Background:
Population aging is emerging as an increasingly acute challenge for countries around the world. One particular manifestation of this phenomenon is the impact of osteoporosis on individuals and national health systems. Previous studies of risk factors for osteoporosis were conducted using traditional statistical methods, but more recent efforts have turned to machine learning approaches. Most such efforts, however, treat the target variable (bone mineral density or fracture rate) as a categorical one which provides no quantitative information. The present study uses five different machine learning methods to analyze the risk factors for T-score of bone mineral density, seeking to: (1) Compare the prediction accuracy between different machine learning methods and traditional multiple linear regression and (2) rank the importance of 25 different risk factors.
Methods:
The study sample includes 24,412 women aged > 55 y/o with 25 related variables, applying traditional multiple linear regression (MLR) and five different machine learning methods: classification and regression tree (CART), Naïve Bayes (NB), Random Forest (RF), stochastic gradient boosting (SGB), and eXtreme Gradient Boosting (XGBoost).
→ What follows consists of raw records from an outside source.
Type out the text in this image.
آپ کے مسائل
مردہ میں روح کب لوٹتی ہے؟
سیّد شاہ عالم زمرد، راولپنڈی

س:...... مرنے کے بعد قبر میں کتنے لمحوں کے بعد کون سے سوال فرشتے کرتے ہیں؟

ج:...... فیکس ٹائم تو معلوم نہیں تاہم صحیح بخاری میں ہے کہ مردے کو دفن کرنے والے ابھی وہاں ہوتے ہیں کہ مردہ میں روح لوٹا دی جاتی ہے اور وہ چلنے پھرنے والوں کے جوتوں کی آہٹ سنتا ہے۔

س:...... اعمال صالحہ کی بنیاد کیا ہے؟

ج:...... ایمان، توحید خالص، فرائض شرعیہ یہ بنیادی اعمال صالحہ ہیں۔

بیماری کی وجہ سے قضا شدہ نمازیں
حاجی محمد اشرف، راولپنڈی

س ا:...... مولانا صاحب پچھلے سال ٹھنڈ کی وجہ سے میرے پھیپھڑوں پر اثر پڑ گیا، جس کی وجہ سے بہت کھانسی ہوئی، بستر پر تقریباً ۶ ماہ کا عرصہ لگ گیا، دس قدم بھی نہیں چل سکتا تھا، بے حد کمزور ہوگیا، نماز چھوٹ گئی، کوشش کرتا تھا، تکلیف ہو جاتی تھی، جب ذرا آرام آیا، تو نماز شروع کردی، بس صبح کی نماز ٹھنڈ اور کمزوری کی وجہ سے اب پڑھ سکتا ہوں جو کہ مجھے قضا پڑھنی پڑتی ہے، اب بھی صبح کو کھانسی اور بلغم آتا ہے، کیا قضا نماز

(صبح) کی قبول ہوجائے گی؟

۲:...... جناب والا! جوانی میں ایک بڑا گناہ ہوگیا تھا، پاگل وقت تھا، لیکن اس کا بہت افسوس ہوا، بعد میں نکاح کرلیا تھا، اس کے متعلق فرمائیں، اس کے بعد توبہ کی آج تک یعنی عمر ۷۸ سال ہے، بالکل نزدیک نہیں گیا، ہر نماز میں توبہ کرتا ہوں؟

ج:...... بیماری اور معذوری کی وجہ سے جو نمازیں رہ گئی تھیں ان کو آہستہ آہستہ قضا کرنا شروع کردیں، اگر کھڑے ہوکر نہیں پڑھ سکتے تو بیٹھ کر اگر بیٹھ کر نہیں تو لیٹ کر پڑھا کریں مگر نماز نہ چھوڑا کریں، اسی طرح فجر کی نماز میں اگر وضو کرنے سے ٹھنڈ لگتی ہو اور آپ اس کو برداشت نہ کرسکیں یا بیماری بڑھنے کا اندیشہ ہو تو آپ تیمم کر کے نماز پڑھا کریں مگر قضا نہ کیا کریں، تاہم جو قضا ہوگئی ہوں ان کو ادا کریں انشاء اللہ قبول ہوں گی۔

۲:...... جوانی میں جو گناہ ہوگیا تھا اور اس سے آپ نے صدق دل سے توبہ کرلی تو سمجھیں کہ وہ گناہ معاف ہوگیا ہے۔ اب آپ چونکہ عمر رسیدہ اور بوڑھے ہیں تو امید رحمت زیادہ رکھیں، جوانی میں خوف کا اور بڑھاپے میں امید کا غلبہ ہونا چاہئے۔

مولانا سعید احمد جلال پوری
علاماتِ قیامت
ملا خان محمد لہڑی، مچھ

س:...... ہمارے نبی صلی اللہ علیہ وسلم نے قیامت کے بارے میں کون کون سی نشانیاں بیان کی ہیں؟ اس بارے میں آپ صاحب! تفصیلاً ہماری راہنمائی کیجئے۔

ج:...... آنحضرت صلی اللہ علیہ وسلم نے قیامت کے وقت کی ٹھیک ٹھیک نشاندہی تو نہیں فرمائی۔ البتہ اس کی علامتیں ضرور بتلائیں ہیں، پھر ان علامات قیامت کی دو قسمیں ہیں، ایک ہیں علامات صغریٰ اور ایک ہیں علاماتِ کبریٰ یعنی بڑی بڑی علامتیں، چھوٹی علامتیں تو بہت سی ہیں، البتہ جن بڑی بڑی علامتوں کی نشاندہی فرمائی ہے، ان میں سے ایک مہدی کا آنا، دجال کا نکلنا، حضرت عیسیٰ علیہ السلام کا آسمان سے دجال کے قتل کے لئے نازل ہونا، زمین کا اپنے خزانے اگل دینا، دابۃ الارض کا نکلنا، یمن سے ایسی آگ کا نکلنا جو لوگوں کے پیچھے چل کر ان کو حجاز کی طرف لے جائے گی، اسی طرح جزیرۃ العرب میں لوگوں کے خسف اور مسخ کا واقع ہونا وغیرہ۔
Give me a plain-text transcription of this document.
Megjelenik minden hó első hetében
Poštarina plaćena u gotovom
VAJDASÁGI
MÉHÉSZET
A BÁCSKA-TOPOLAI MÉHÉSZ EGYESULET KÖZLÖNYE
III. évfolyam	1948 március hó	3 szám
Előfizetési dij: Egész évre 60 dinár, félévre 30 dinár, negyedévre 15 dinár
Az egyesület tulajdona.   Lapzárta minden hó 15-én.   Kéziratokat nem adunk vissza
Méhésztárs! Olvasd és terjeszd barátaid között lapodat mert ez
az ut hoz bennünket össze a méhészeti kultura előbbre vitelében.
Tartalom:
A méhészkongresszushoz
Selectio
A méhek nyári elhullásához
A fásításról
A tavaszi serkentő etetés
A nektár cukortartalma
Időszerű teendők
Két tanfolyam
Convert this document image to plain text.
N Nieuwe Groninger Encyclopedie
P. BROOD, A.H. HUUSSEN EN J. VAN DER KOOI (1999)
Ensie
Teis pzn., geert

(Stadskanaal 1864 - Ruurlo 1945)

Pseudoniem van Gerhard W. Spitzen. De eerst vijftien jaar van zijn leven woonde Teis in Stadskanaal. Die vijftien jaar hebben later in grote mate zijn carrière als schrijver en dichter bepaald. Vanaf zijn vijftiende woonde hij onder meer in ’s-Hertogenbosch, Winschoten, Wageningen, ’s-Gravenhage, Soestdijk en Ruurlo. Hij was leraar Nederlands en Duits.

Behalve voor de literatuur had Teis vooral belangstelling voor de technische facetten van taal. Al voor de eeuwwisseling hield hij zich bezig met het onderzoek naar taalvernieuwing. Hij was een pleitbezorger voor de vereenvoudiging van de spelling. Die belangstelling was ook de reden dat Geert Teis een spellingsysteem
The metrics used for model performance comparisons are the symmetric mean absolute percentage error, and relative absolute error, root relative squared error and root mean squared error.
Results:
Machine learning approaches outperformed MLR for all four prediction errors. The average importance ranking of each factor generated by the machine learning methods indicate that age is the most important factor determining T-score, followed by eGFR, BMI, UA, and education level.
Conclusion:
In a group of women aged > 55 years, we demonstrated that machine learning methods provide superior performance in estimating T-Score, with age being the most important impact factor, followed by eGFR, BMI, UA, and education level.